A multiobjective approach for identifying protein complexes and studying their association in multiple disorders

Background: Detecting protein complexes within protein-protein interaction (PPI) networks is a major step toward the analysis of biological processes and pathways. Identification and characterization of protein complexes in PPI network is an ongoing challenge. Several high-throughput experimental techniques provide substantial number of PPIs which are widely utilized for compiling the PPI network of a species. Results: Here we focus on detecting human protein complexes by developing a multiobjective framework. For this large human PPI network is partitioned into modules which serves as protein complex. For building the objective functions we have utilized topological properties of PPI network and biological properties based on Gene Ontology semantic similarity. The proposed method is compared with that of some state-of-the-art algorithms in the context of different performance metrics. For the purpose of biological validation of our predicted complexes we have also employed a Gene Ontology and pathway based analysis here. Additionally, we have performed an analysis to associate resulting protein complexes with 22 key disease classes.
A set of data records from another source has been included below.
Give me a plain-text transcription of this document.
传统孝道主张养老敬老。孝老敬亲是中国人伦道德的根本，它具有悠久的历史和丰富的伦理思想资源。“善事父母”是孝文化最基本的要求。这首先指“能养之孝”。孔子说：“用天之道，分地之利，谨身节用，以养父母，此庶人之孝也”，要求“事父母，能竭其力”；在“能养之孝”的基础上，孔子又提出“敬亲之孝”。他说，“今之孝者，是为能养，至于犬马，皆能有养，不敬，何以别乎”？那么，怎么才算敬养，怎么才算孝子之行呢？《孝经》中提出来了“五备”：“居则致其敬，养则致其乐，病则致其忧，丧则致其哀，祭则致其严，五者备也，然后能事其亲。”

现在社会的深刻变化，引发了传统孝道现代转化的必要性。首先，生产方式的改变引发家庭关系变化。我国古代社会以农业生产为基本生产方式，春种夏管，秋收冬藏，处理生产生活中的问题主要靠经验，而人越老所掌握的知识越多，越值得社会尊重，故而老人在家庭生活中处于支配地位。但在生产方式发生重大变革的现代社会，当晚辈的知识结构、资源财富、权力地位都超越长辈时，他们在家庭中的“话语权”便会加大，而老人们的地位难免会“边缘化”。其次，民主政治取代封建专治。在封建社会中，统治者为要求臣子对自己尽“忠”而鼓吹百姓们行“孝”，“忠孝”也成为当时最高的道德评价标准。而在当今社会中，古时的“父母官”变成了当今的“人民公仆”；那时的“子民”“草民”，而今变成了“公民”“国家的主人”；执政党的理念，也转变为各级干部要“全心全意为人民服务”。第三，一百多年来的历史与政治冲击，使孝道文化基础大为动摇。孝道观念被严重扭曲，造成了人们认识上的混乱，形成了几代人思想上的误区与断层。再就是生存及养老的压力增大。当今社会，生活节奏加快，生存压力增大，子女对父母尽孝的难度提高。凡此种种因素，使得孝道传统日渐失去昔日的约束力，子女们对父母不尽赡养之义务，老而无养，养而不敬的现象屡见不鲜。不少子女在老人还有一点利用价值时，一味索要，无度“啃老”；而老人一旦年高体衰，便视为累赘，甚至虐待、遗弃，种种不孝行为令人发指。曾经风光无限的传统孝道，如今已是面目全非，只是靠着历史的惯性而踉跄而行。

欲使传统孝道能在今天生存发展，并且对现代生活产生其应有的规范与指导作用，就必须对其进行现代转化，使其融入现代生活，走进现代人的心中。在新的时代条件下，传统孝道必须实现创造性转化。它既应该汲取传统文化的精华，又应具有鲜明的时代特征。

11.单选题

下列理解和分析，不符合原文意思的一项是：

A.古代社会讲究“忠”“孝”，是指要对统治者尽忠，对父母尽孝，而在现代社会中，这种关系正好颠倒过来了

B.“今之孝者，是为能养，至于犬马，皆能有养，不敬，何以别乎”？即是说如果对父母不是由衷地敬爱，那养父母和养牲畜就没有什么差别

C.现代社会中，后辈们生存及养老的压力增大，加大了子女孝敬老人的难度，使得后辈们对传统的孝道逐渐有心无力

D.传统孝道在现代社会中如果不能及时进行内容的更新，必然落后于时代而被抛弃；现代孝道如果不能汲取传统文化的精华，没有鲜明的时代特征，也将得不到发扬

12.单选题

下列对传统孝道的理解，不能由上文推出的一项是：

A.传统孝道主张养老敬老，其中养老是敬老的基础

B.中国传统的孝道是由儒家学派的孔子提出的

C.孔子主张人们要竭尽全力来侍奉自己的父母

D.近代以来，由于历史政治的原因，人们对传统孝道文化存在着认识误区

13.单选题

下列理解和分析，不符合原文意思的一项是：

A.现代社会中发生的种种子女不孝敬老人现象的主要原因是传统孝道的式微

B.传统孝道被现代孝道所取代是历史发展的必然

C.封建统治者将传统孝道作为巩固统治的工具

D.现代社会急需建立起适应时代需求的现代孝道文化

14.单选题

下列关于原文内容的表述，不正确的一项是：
Two bipartite networks are created to clearly visualize the association of identified protein complexes with the disorder classes. Conclusions: Here, we present the task of identifying protein complexes as a multiobjective optimization problem. Identified protein complexes are found to be associated with several disorders classes like 'Cancer','Endocrine' and 'Multiple'. This analysis uncovers some new relationships between disorders and predicted complexes that may take a potential role in the prediction of multi target drugs.